Суббота, 25 марта
Продолжительный разговор с моим министром, у которого сохранилось тяжелое впечатление о вчерашнем докладе. Государь проявляет настойчивость в вопросе о Палестинской комиссии, и вообще Его Величество говорит в духе, совершенно противоположном мнению Гирса. Довольно грубый по природе монарх и деликатный, тонко чувствующий и кроткий министр, очевидно, не могут действовать всегда в унисон, но сегодня мой начальник особенно этим тяготится: "Еще один-два доклада, подобных двум последним, - говорит он, - и придется уходить. Я не могу жертвовать тем немногим, что мне осталось жить, подобным неприятностям и беспрерывно работать в таких условиях. Отношения испорчены, и прежнее расположение утрачено.
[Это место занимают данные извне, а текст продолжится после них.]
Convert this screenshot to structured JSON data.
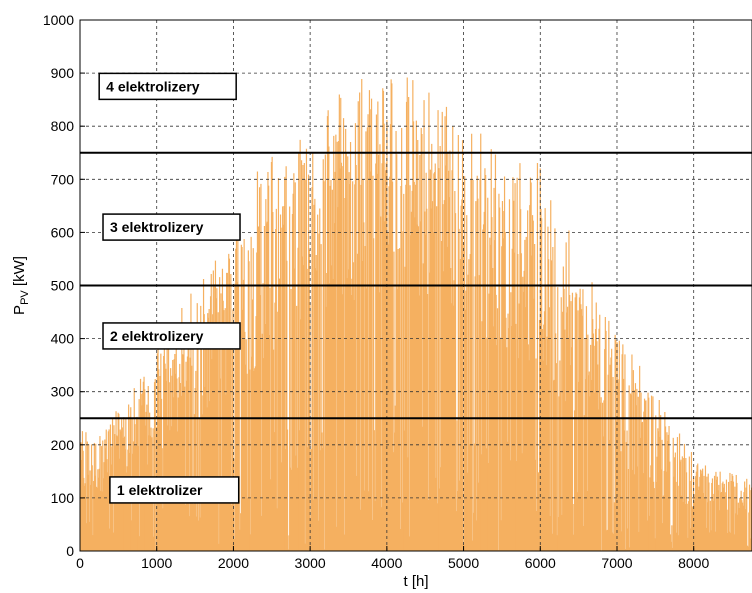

Я вижу это по лицам всех приближенных. Государыня также изменилась, и в последний раз за завтраком у меня исчезли иллюзии о хорошем ко мне отношении" и т.д. и т.п. Горько жалуется министр также на медлительность и на пассивное сопротивление Зиновьева, не желающего давать ход делам, если они ему не по вкусу или не от него исходят. "Он сломает шею и себе и мне, - говорит Гире, - потому что даже государь начинает проявлять нетерпение, видя, что его повеления не выполняются; не могу же я ему сказать, что не в силах добиться того, чтобы мне повиновались и меня слушались". Ухожу от министра только около 11 3/4 часов. Позвав меня сегодня, он прежде всего сказал мне, что желал меня сегодня видеть не ради дел, а чтобы "душу отвести".
Таким образом, я не попадаю к обедне. У кавалергардов сегодня большой праздник, на котором присутствуют Их Величества; вечером они едут в театр и возвращаются в Гатчину, между тем как цесаревич остается в полку ужинать и ночует в городе. Вечерняя почта приносит нам очень хорошую депешу от Шишкина, имевшего продолжительную беседу со шведским министром иностранных дел; последний определенно ему сказал, что между Стокгольмом и Берлином не существует никакого соглашения, что Швеция понимает, насколько для нее важно прежде всего соблюдать строгий нейтралитет.